The Board of Supervisors is scheduled to consider Riverside County Sheriff Chad Bianco’s request on Tuesday to increase the aggregate rate charged to 16 towns and other contracted entities for the use of patrol deputies and support services.
The 4.09% increase, if approved, would be retroactive to July 1, 2021. According to sheriff’s officials, it is necessary to recover higher costs incurred by the department.
Under the revised fee schedule, the cost of a Sheriff’s Patrol Assistant would drop from $197.90 per hour to $206 per hour.
“Each year, the Sheriff’s Department uniquely analyzes its patrol operations and effectively determines true costs through its size,” according to an agency statement released on Tuesday’s board agenda. “Fully supported contract enforcement rates include all of the system costs of running a (law enforcement) service.”
The agency acknowledged that the main pressures in the current budget cycle come from rising “pension obligations and salary increases” secured by the Riverside Sheriffs Association for the several thousand MPs it represents, and the costs of increased pensions and salary increases for management personnel. represented by the Law Enforcement Management Unit.
Last year’s increase was 4.74%. In 2015, a 7% rise caused an outcry from elected and unelected officials in Indian Wells, Lake Elsinore, Moreno Valley, Palm Desert and Temecula, who disputed the justification for an adjustment to the such a significant increase.

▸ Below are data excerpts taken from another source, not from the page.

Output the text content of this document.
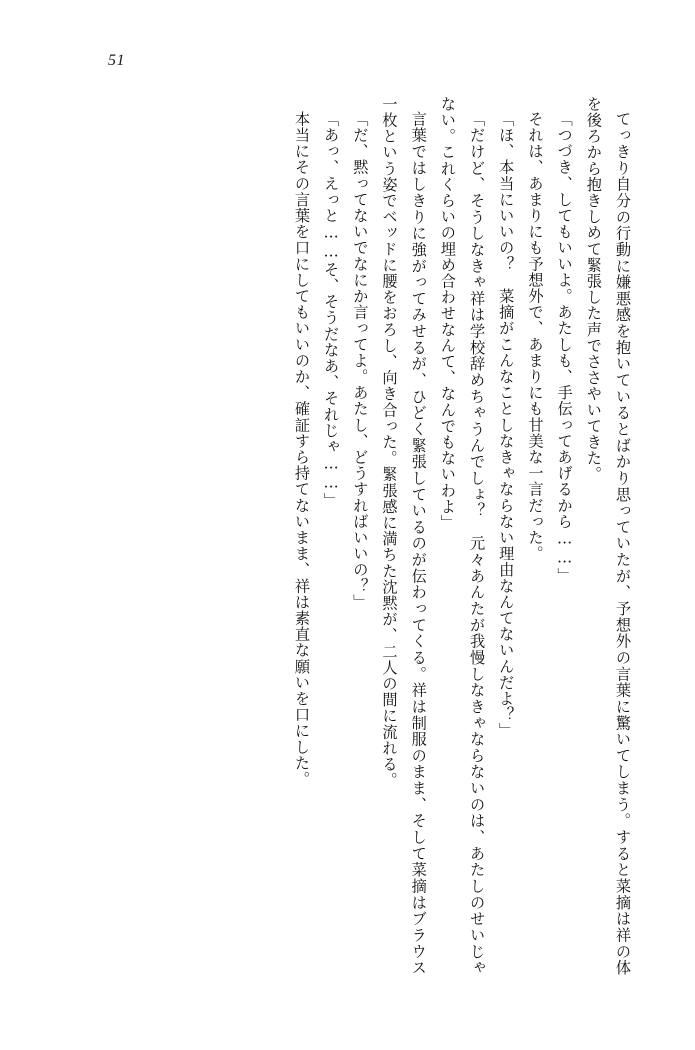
51
てっきり自分の行動に嫌悪感を抱いているとばかり思っていたが、予想外の言葉に驚いてしまう。すると菜摘は祥の体を後ろから抱きしめて緊張した声でささやいてきた。
「つづき、してもいいよ。あたしも、手伝ってあげるから……」
それは、あまりにも予想外で、あまりにも甘美な一言だった。
「ほ、本当にいいの？　菜摘がこんなことしなきゃならない理由なんてないんだよ？」
「だけど、そうしなきゃ祥は学校辞めちゃうんでしょ？　元々あんたが我慢しなきゃならないのは、あたしのせいじゃない。これくらいの埋め合わせなんて、なんでもないわよ」
言葉ではしきりに強がってみせるが、ひどく緊張しているのが伝わってくる。祥は制服のまま、そして菜摘はブラウス一枚という姿でベッドに腰をおろし、向き合った。緊張感に満ちた沈黙が、二人の間に流れる。
「だ、黙ってないでなにか言ってよ。あたし、どうすればいいの？」
「あっ、えっと……そ、そうだなあ、それじゃ……」
本当にその言葉を口にしてもいいのか、確証すら持てないまま、祥は素直な願いを口にした。
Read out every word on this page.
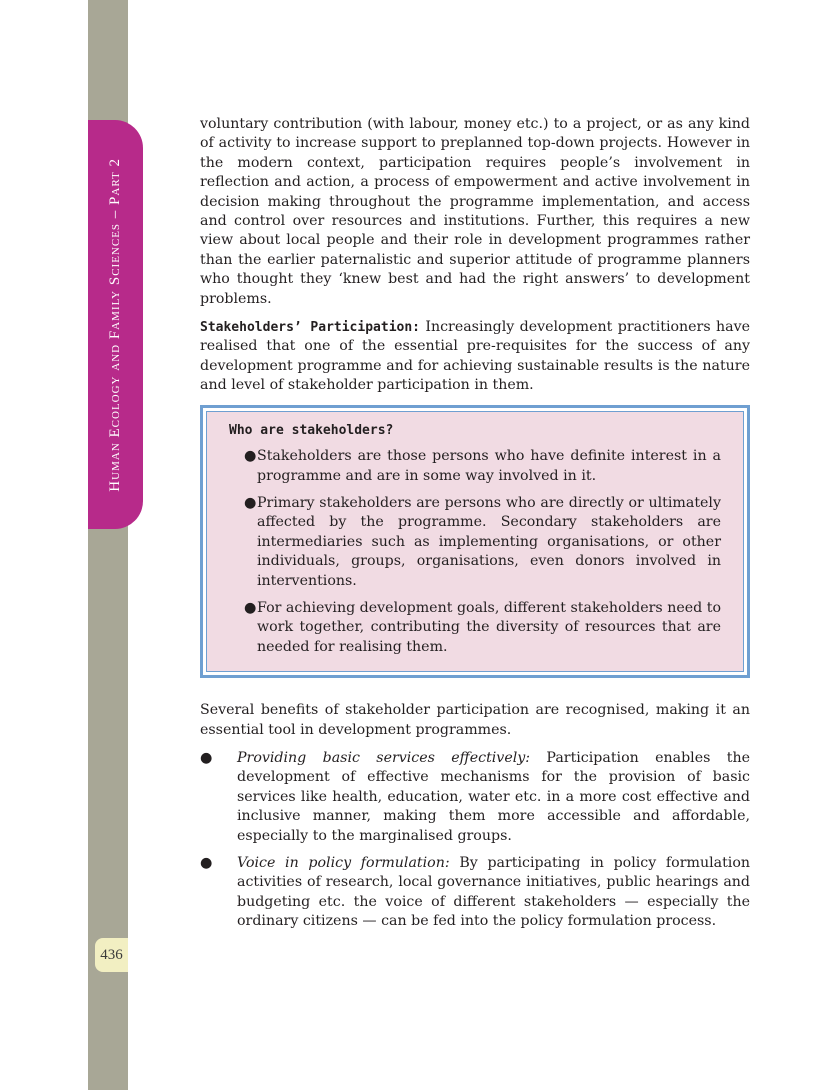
Human Ecology and Family Sciences – Part 2
436

voluntary contribution (with labour, money etc.) to a project, or as any kind of activity to increase support to preplanned top-down projects. However in the modern context, participation requires people’s involvement in reflection and action, a process of empowerment and active involvement in decision making throughout the programme implementation, and access and control over resources and institutions. Further, this requires a new view about local people and their role in development programmes rather than the earlier paternalistic and superior attitude of programme planners who thought they ‘knew best and had the right answers’ to development problems.

Stakeholders’ Participation: Increasingly development practitioners have realised that one of the essential pre-requisites for the success of any development programme and for achieving sustainable results is the nature and level of stakeholder participation in them.

Who are stakeholders?
●Stakeholders are those persons who have definite interest in a programme and are in some way involved in it.
●Primary stakeholders are persons who are directly or ultimately affected by the programme. Secondary stakeholders are intermediaries such as implementing organisations, or other individuals, groups, organisations, even donors involved in interventions.
●For achieving development goals, different stakeholders need to work together, contributing the diversity of resources that are needed for realising them.

Several benefits of stakeholder participation are recognised, making it an essential tool in development programmes.

● Providing basic services effectively: Participation enables the development of effective mechanisms for the provision of basic services like health, education, water etc. in a more cost effective and inclusive manner, making them more accessible and affordable, especially to the marginalised groups.
● Voice in policy formulation: By participating in policy formulation activities of research, local governance initiatives, public hearings and budgeting etc. the voice of different stakeholders — especially the ordinary citizens — can be fed into the policy formulation process.
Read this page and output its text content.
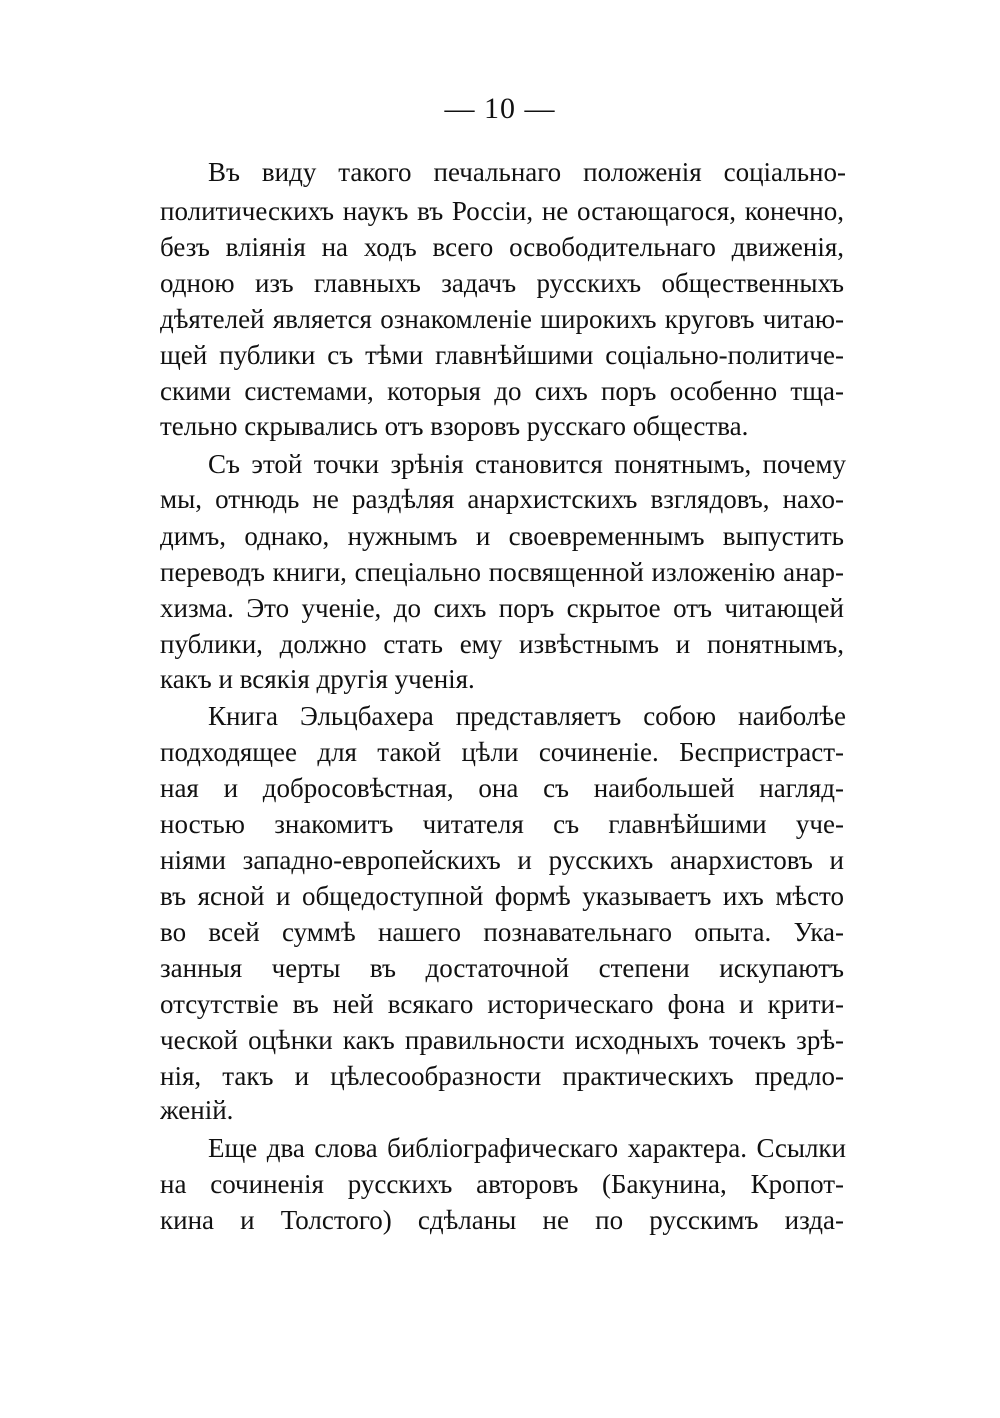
— 10 —
Въ виду такого печальнаго положенія соціально-
политическихъ наукъ въ Россіи, не остающагося, конечно,
безъ вліянія на ходъ всего освободительнаго движенія,
одною изъ главныхъ задачъ русскихъ общественныхъ
дѣятелей является ознакомленіе широкихъ круговъ читаю-
щей публики съ тѣми главнѣйшими соціально-политиче-
скими системами, которыя до сихъ поръ особенно тща-
тельно скрывались отъ взоровъ русскаго общества.
Съ этой точки зрѣнія становится понятнымъ, почему
мы, отнюдь не раздѣляя анархистскихъ взглядовъ, нахо-
димъ, однако, нужнымъ и своевременнымъ выпустить
переводъ книги, спеціально посвященной изложенію анар-
хизма. Это ученіе, до сихъ поръ скрытое отъ читающей
публики, должно стать ему извѣстнымъ и понятнымъ,
какъ и всякія другія ученія.
Книга Эльцбахера представляетъ собою наиболѣе
подходящее для такой цѣли сочиненіе. Беспристраст-
ная и добросовѣстная, она съ наибольшей нагляд-
ностью знакомитъ читателя съ главнѣйшими уче-
ніями западно-европейскихъ и русскихъ анархистовъ и
въ ясной и общедоступной формѣ указываетъ ихъ мѣсто
во всей суммѣ нашего познавательнаго опыта. Ука-
занныя черты въ достаточной степени искупаютъ
отсутствіе въ ней всякаго историческаго фона и крити-
ческой оцѣнки какъ правильности исходныхъ точекъ зрѣ-
нія, такъ и цѣлесообразности практическихъ предло-
женій.
Еще два слова библіографическаго характера. Ссылки
на сочиненія русскихъ авторовъ (Бакунина, Кропот-
кина и Толстого) сдѣланы не по русскимъ изда-
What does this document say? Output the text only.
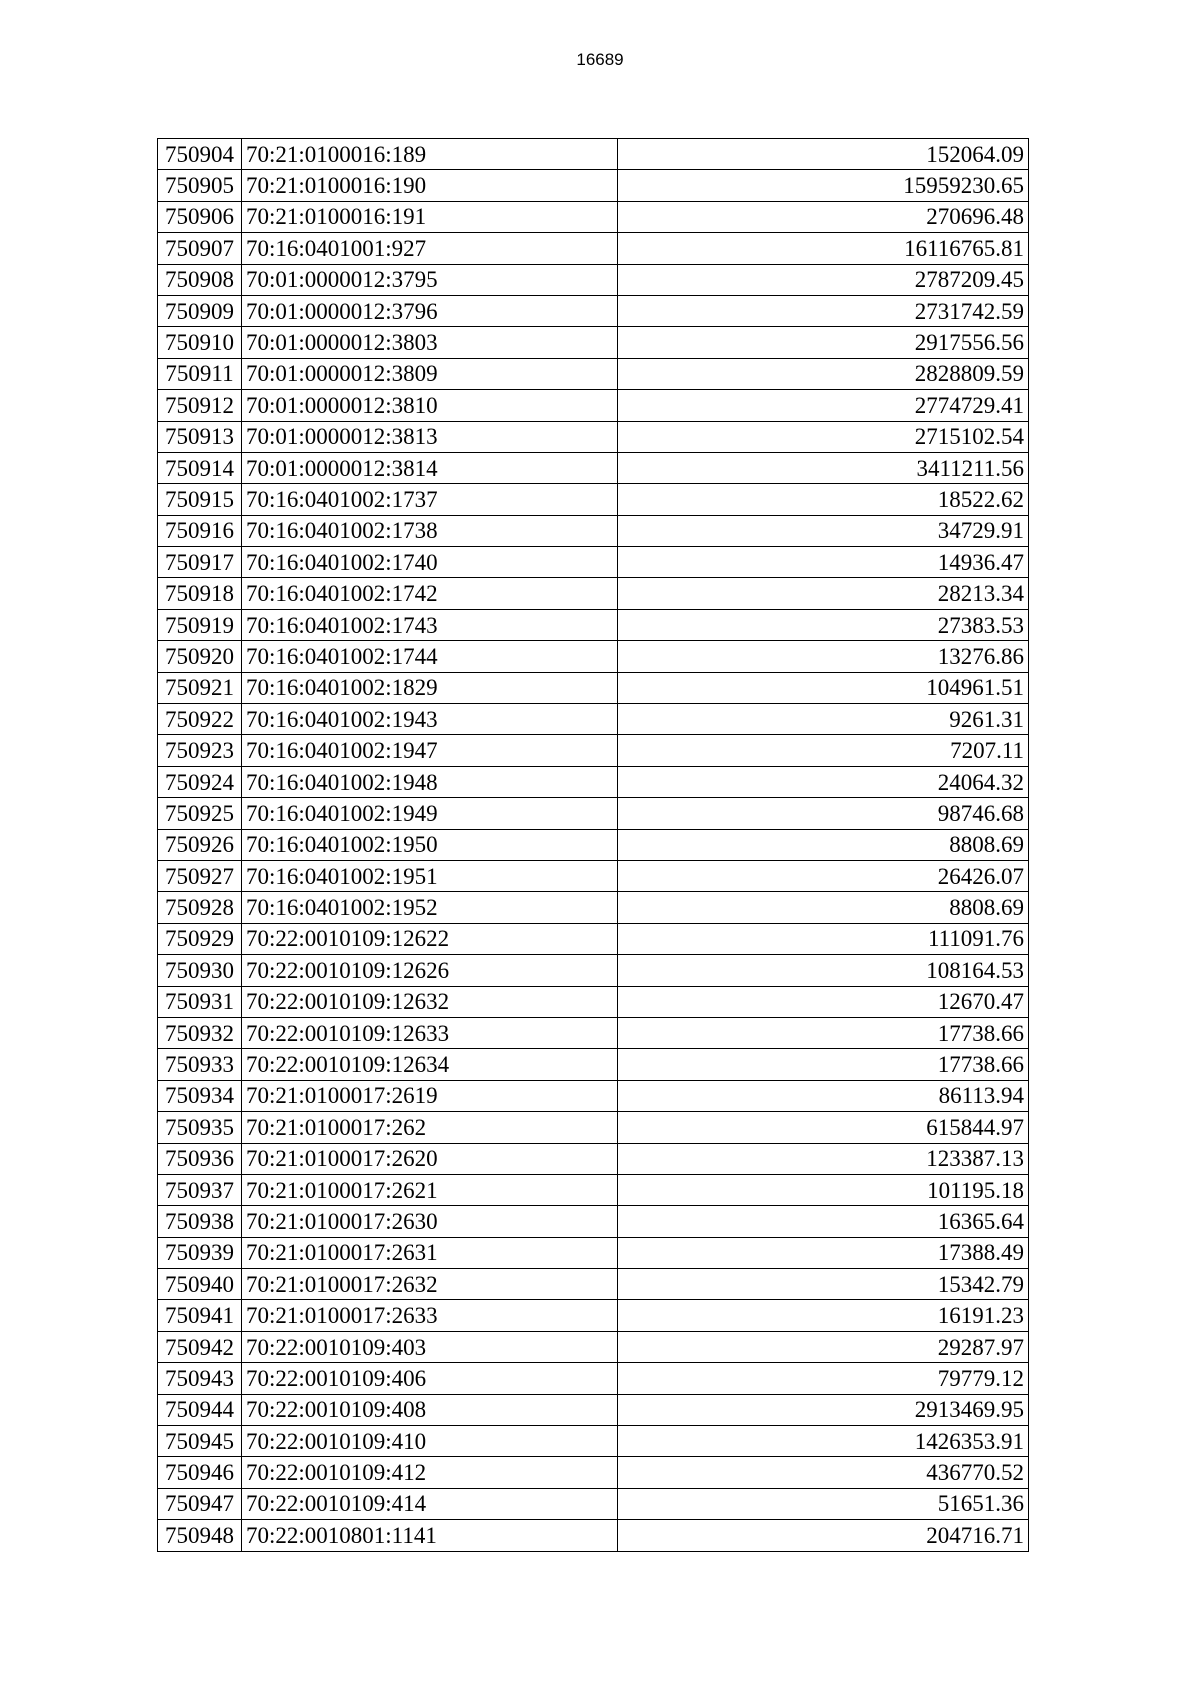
16689
750904	70:21:0100016:189	152064.09
750905	70:21:0100016:190	15959230.65
750906	70:21:0100016:191	270696.48
750907	70:16:0401001:927	16116765.81
750908	70:01:0000012:3795	2787209.45
750909	70:01:0000012:3796	2731742.59
750910	70:01:0000012:3803	2917556.56
750911	70:01:0000012:3809	2828809.59
750912	70:01:0000012:3810	2774729.41
750913	70:01:0000012:3813	2715102.54
750914	70:01:0000012:3814	3411211.56
750915	70:16:0401002:1737	18522.62
750916	70:16:0401002:1738	34729.91
750917	70:16:0401002:1740	14936.47
750918	70:16:0401002:1742	28213.34
750919	70:16:0401002:1743	27383.53
750920	70:16:0401002:1744	13276.86
750921	70:16:0401002:1829	104961.51
750922	70:16:0401002:1943	9261.31
750923	70:16:0401002:1947	7207.11
750924	70:16:0401002:1948	24064.32
750925	70:16:0401002:1949	98746.68
750926	70:16:0401002:1950	8808.69
750927	70:16:0401002:1951	26426.07
750928	70:16:0401002:1952	8808.69
750929	70:22:0010109:12622	111091.76
750930	70:22:0010109:12626	108164.53
750931	70:22:0010109:12632	12670.47
750932	70:22:0010109:12633	17738.66
750933	70:22:0010109:12634	17738.66
750934	70:21:0100017:2619	86113.94
750935	70:21:0100017:262	615844.97
750936	70:21:0100017:2620	123387.13
750937	70:21:0100017:2621	101195.18
750938	70:21:0100017:2630	16365.64
750939	70:21:0100017:2631	17388.49
750940	70:21:0100017:2632	15342.79
750941	70:21:0100017:2633	16191.23
750942	70:22:0010109:403	29287.97
750943	70:22:0010109:406	79779.12
750944	70:22:0010109:408	2913469.95
750945	70:22:0010109:410	1426353.91
750946	70:22:0010109:412	436770.52
750947	70:22:0010109:414	51651.36
750948	70:22:0010801:1141	204716.71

They protested that law enforcement spending was draining their budgets and needed to be capped.
The objections led to a two-year assessment of the sheriff’s operations conducted by Netherlands-based professional services firm KPMG, at a cost of nearly $40 million. After the audit and the company’s recommendations, some sheriff’s management practices were changed and adjustments were made to the schedules and assignments of deputies at several stations to save money.
However, KPMG’s work was criticized by the Riverside County Grand Jury and other sources as excessively expensive with limited results.
The City of Menifee in 2020 terminated its contract with the county for law enforcement services and formed a stand-alone police department.
Cities benefit from helicopter patrols, robbery and homicide investigations, responses from SWAT units and deminers without having to pay the bills individually. Contracting entities are further spared the cost of lawsuits arising from the actions of sheriff’s staff, according to the agency.
In addition to rates for hiking patrol deputies, council should allow the 16 municipalities contracted by the county for law enforcement services to be required to pay varying amounts for sheriff’s use. facilities dedicated to serving the communities.
Officials said the heaviest bills typically come from county facilities management department costs to maintain stations, including lights, waterworks, landscaping and custodial operations. The sheriff first bears the expenses, then passes them on to the contractors, each being billed in proportion to their consumption.
The largest percentage increase in facility costs will be borne by San Jacinto, which faces a bill of $43,759, up from $30,635 last year, a jump of about 43%.
Perris would incur the highest installation costs in dollars and cents: $557,019, an increase of 3% over the prior year.
According to the sheriff’s documents, a few cities, including Coachella and La Quinta, will realize substantial savings in facility fees for the current fiscal year.
The current rate increases requested by the sheriff follow the council’s approval last month of increased departmental overtime rates, which are charged to cities, courts and other entities for the the use of deputies, investigators, crime scene technicians, helicopter pilots and other personnel when assigned to duties outside of their normal working hours, such as for parades , festivals and other special events.